Aux abords de Khan Cheikhoun, deux ânes broutent de l'herbe dans un champ alors que des nuages de fumée grise s'élèvent de la ville après des bombardements du régime.
"On espère ne pas rester longtemps déplacés", affirme M. Sarmani devant une camionnette chargée d'un grand tapis de jute, d'oreillers, de couvertures et d'une bombonne de gaz.
Le régime de Damas a reconquis ces dernières années près des deux tiers de la Syrie dont les principaux axes routiers utilisés pour les échanges commerciaux.
La province d'Idleb est d'autant plus dans le viseur du régime qu'un tronçon de l'autoroute Damas-Alep (nord) traverse Idleb, notamment via Khan Cheikhoun.
 

- "Bombardements violents" -

 
Au moins 48 civils, dont 15 enfants, ont été tués depuis février dans les bombardements sur la ville, selon l'Observatoire syrien des droits de l'Homme (OSDH). Les jihadistes ont également mené ces derniers jours plusieurs attaques meurtrières contre les forces du régime.
A Khan Cheikhoun, Ahmad Faraj entasse ses affaires dans un camion: des chaises en plastique et des sacs remplis de coques de pistaches qui serviront à allumer un feu pour se chauffer.
C'est la deuxième fois que ce fermier de 29 ans est déplacé en quelques mois avec sa famille. Il est originaire d'un village voisin, Zaka. 
"Quand nous sommes arrivés ici il y a environ trois mois, la ville était sûre", raconte le jeune homme, vêtu d'un survêtement à capuche gris et bleu.
Mais "depuis un mois, les bombardements sont violents (...) les avions de chasse sillonnent de nouveau le ciel".

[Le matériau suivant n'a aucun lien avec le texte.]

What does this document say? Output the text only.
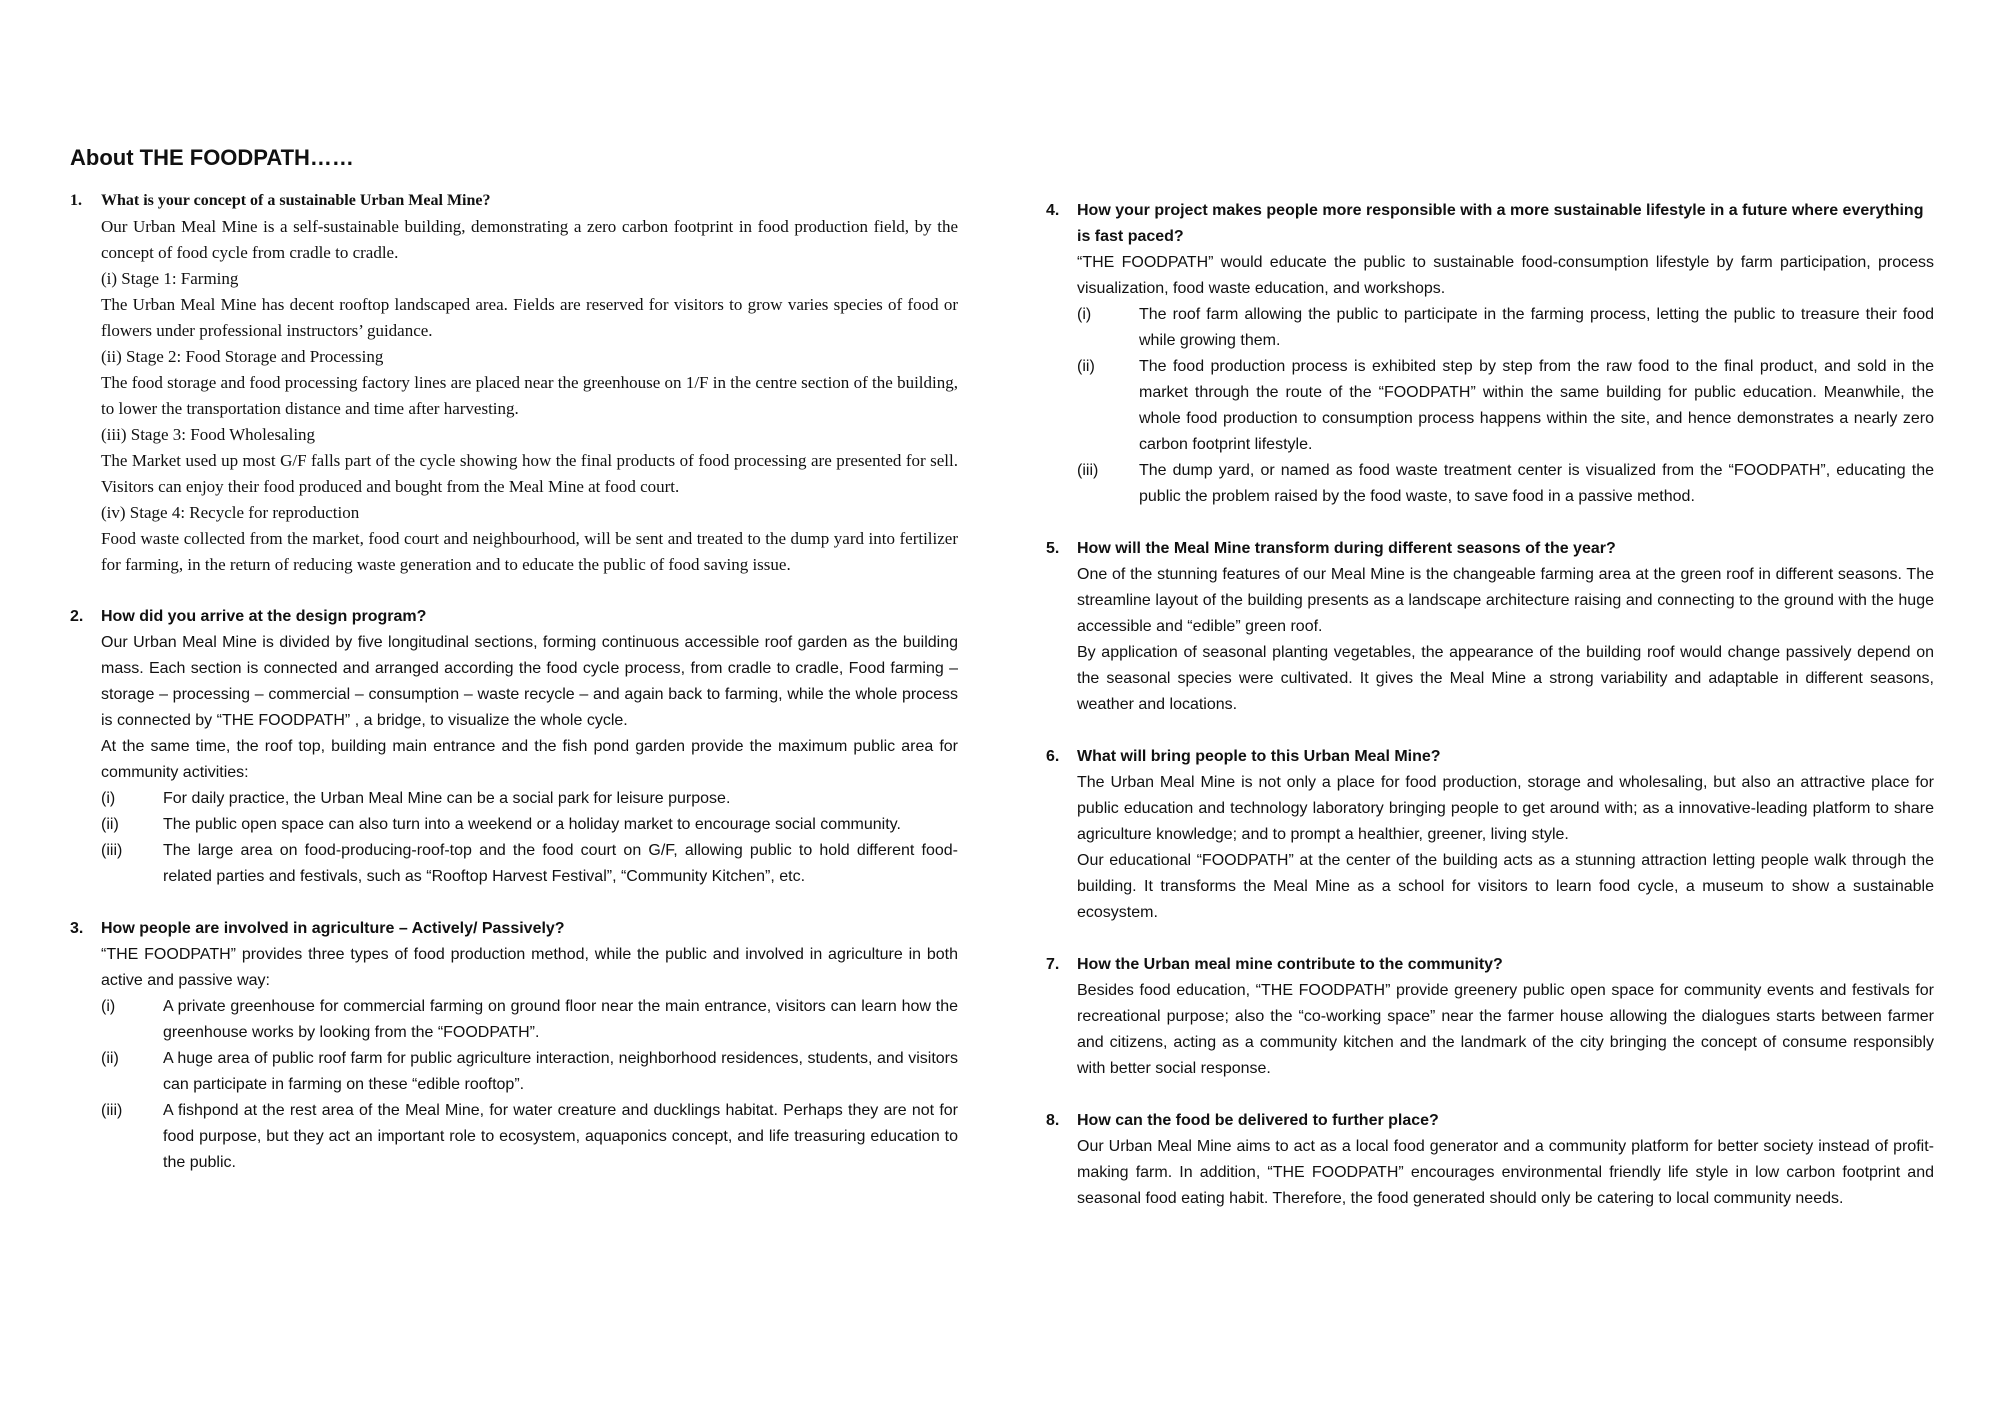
About THE FOODPATH……
1.	What is your concept of a sustainable Urban Meal Mine?

Our Urban Meal Mine is a self-sustainable building, demonstrating a zero carbon footprint in food production field, by the concept of food cycle from cradle to cradle.

(i) Stage 1: Farming

The Urban Meal Mine has decent rooftop landscaped area. Fields are reserved for visitors to grow varies species of food or flowers under professional instructors’ guidance.

(ii) Stage 2: Food Storage and Processing

The food storage and food processing factory lines are placed near the greenhouse on 1/F in the centre section of the building, to lower the transportation distance and time after harvesting.

(iii) Stage 3: Food Wholesaling

The Market used up most G/F falls part of the cycle showing how the final products of food processing are presented for sell. Visitors can enjoy their food produced and bought from the Meal Mine at food court.

(iv) Stage 4: Recycle for reproduction

Food waste collected from the market, food court and neighbourhood, will be sent and treated to the dump yard into fertilizer for farming, in the return of reducing waste generation and to educate the public of food saving issue.

2.	How did you arrive at the design program?

Our Urban Meal Mine is divided by five longitudinal sections, forming continuous accessible roof garden as the building mass. Each section is connected and arranged according the food cycle process, from cradle to cradle, Food farming – storage – processing – commercial – consumption – waste recycle – and again back to farming, while the whole process is connected by “THE FOODPATH” , a bridge, to visualize the whole cycle.

At the same time, the roof top, building main entrance and the fish pond garden provide the maximum public area for community activities:

(i)	For daily practice, the Urban Meal Mine can be a social park for leisure purpose.
(ii)	The public open space can also turn into a weekend or a holiday market to encourage social community.
(iii)	The large area on food-producing-roof-top and the food court on G/F, allowing public to hold different food-related parties and festivals, such as “Rooftop Harvest Festival”, “Community Kitchen”, etc.
3.	How people are involved in agriculture – Actively/ Passively?

“THE FOODPATH” provides three types of food production method, while the public and involved in agriculture in both active and passive way:

(i)	A private greenhouse for commercial farming on ground floor near the main entrance, visitors can learn how the greenhouse works by looking from the “FOODPATH”.
(ii)	A huge area of public roof farm for public agriculture interaction, neighborhood residences, students, and visitors can participate in farming on these “edible rooftop”.
(iii)	A fishpond at the rest area of the Meal Mine, for water creature and ducklings habitat. Perhaps they are not for food purpose, but they act an important role to ecosystem, aquaponics concept, and life treasuring education to the public.
4.	How your project makes people more responsible with a more sustainable lifestyle in a future where everything is fast paced?

“THE FOODPATH” would educate the public to sustainable food-consumption lifestyle by farm participation, process visualization, food waste education, and workshops.

(i)	The roof farm allowing the public to participate in the farming process, letting the public to treasure their food while growing them.
(ii)	The food production process is exhibited step by step from the raw food to the final product, and sold in the market through the route of the “FOODPATH” within the same building for public education. Meanwhile, the whole food production to consumption process happens within the site, and hence demonstrates a nearly zero carbon footprint lifestyle.
(iii)	The dump yard, or named as food waste treatment center is visualized from the “FOODPATH”, educating the public the problem raised by the food waste, to save food in a passive method.
5.	How will the Meal Mine transform during different seasons of the year?

One of the stunning features of our Meal Mine is the changeable farming area at the green roof in different seasons. The streamline layout of the building presents as a landscape architecture raising and connecting to the ground with the huge accessible and “edible” green roof.

By application of seasonal planting vegetables, the appearance of the building roof would change passively depend on the seasonal species were cultivated. It gives the Meal Mine a strong variability and adaptable in different seasons, weather and locations.

6.	What will bring people to this Urban Meal Mine?

The Urban Meal Mine is not only a place for food production, storage and wholesaling, but also an attractive place for public education and technology laboratory bringing people to get around with; as a innovative-leading platform to share agriculture knowledge; and to prompt a healthier, greener, living style.

Our educational “FOODPATH” at the center of the building acts as a stunning attraction letting people walk through the building. It transforms the Meal Mine as a school for visitors to learn food cycle, a museum to show a sustainable ecosystem.

7.	How the Urban meal mine contribute to the community?

Besides food education, “THE FOODPATH” provide greenery public open space for community events and festivals for recreational purpose; also the “co-working space” near the farmer house allowing the dialogues starts between farmer and citizens, acting as a community kitchen and the landmark of the city bringing the concept of consume responsibly with better social response.

8.	How can the food be delivered to further place?

Our Urban Meal Mine aims to act as a local food generator and a community platform for better society instead of profit-making farm. In addition, “THE FOODPATH” encourages environmental friendly life style in low carbon footprint and seasonal food eating habit. Therefore, the food generated should only be catering to local community needs.
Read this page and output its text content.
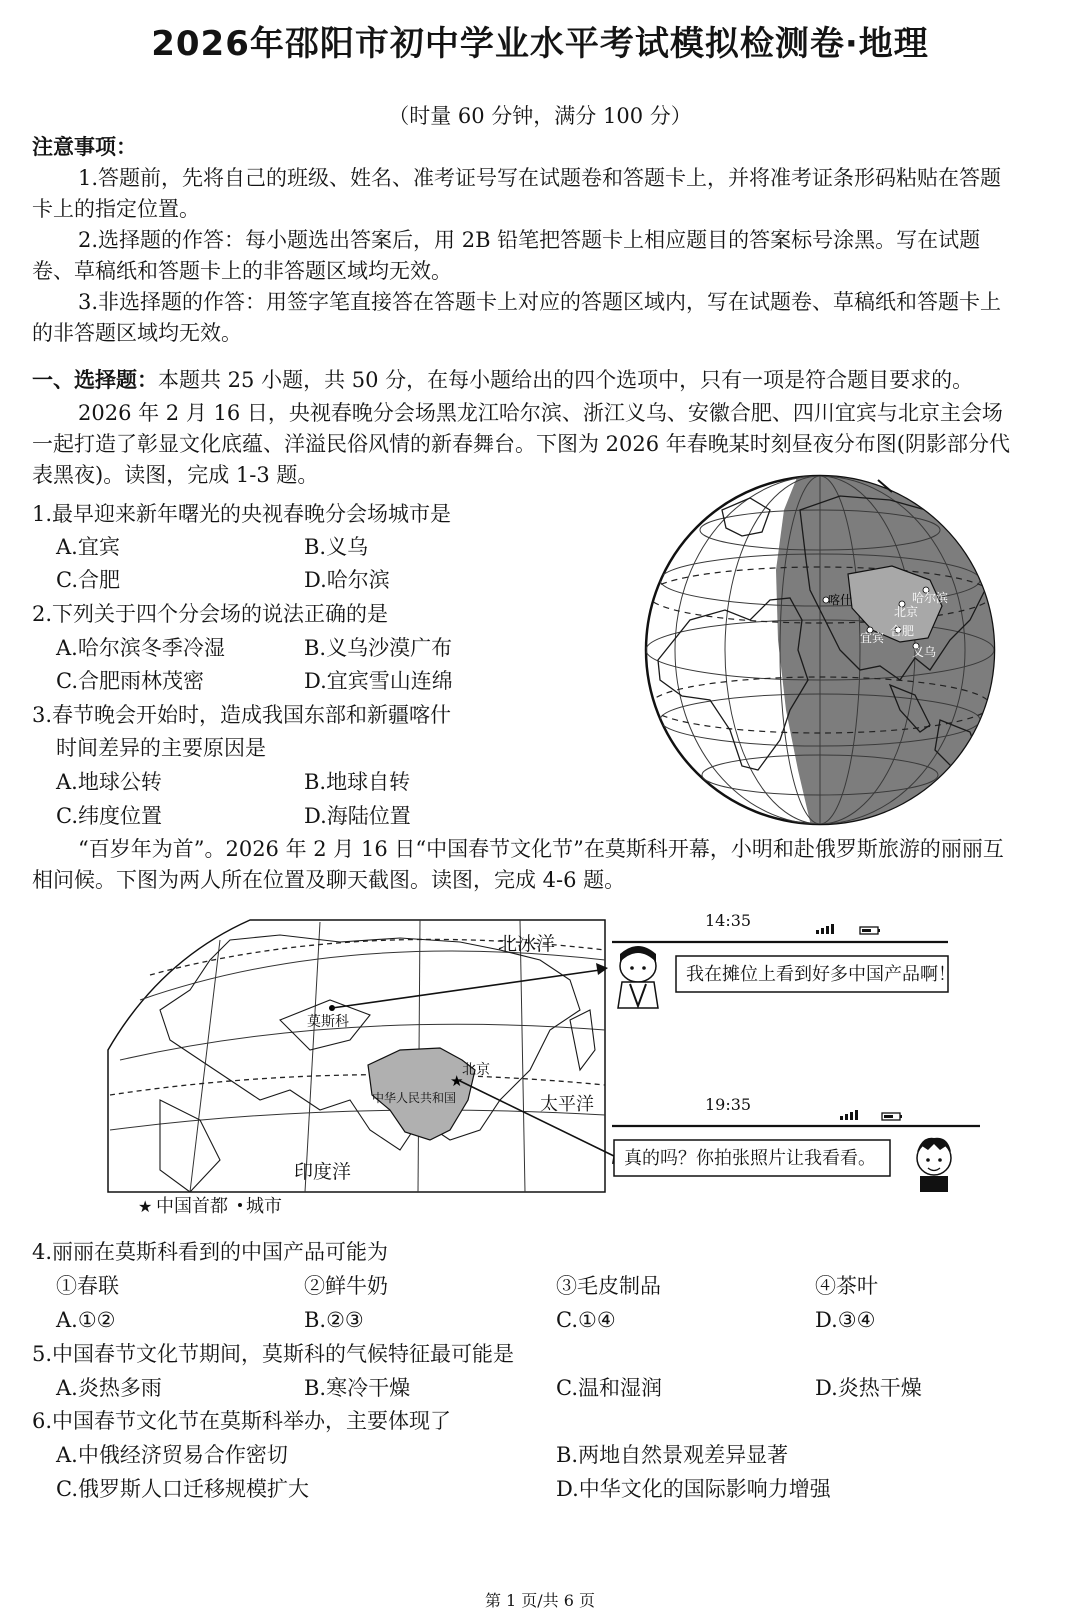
2026年邵阳市初中学业水平考试模拟检测卷·地理
（时量 60 分钟，满分 100 分）
注意事项：
1.答题前，先将自己的班级、姓名、准考证号写在试题卷和答题卡上，并将准考证条形码粘贴在答题卡上的指定位置。
2.选择题的作答：每小题选出答案后，用 2B 铅笔把答题卡上相应题目的答案标号涂黑。写在试题卷、草稿纸和答题卡上的非答题区域均无效。
3.非选择题的作答：用签字笔直接答在答题卡上对应的答题区域内，写在试题卷、草稿纸和答题卡上的非答题区域均无效。
一、选择题：本题共 25 小题，共 50 分，在每小题给出的四个选项中，只有一项是符合题目要求的。
2026 年 2 月 16 日，央视春晚分会场黑龙江哈尔滨、浙江义乌、安徽合肥、四川宜宾与北京主会场一起打造了彰显文化底蕴、洋溢民俗风情的新春舞台。下图为 2026 年春晚某时刻昼夜分布图(阴影部分代表黑夜)。读图，完成 1-3 题。
1.最早迎来新年曙光的央视春晚分会场城市是
A.宜宾	B.义乌
C.合肥	D.哈尔滨
2.下列关于四个分会场的说法正确的是
A.哈尔滨冬季冷湿	B.义乌沙漠广布
C.合肥雨林茂密	D.宜宾雪山连绵
3.春节晚会开始时，造成我国东部和新疆喀什
时间差异的主要原因是
A.地球公转	B.地球自转
C.纬度位置	D.海陆位置
喀什	哈尔滨
北京
宜宾 合肥
义乌
“百岁年为首”。2026 年 2 月 16 日“中国春节文化节”在莫斯科开幕，小明和赴俄罗斯旅游的丽丽互相问候。下图为两人所在位置及聊天截图。读图，完成 4-6 题。
北冰洋
莫斯科
北京
中华人民共和国	太平洋
印度洋
★
★ 中国首都 城市
14:35
我在摊位上看到好多中国产品啊！
19:35
真的吗？你拍张照片让我看看。
4.丽丽在莫斯科看到的中国产品可能为
①春联	②鲜牛奶	③毛皮制品	④茶叶
A.①②	B.②③	C.①④	D.③④
5.中国春节文化节期间，莫斯科的气候特征最可能是
A.炎热多雨	B.寒冷干燥	C.温和湿润	D.炎热干燥
6.中国春节文化节在莫斯科举办，主要体现了
A.中俄经济贸易合作密切	B.两地自然景观差异显著
C.俄罗斯人口迁移规模扩大	D.中华文化的国际影响力增强
第 1 页/共 6 页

Pour ne pas s'éloigner de ses terres, M. Faraja, son épouse et leur enfant, ont trouvé refuge à Morek, une ville située dans le secteur prévu pour la "zone démilitarisée".
Il espère que les observateurs turcs qui y sont déployés constituent un gage de sécurité. 
Mais il reste dubitatif. "Nous craignons une offensive contre la région. Si les postes d'observation (turcs) le pouvaient, ils auraient empêché ces bombardements".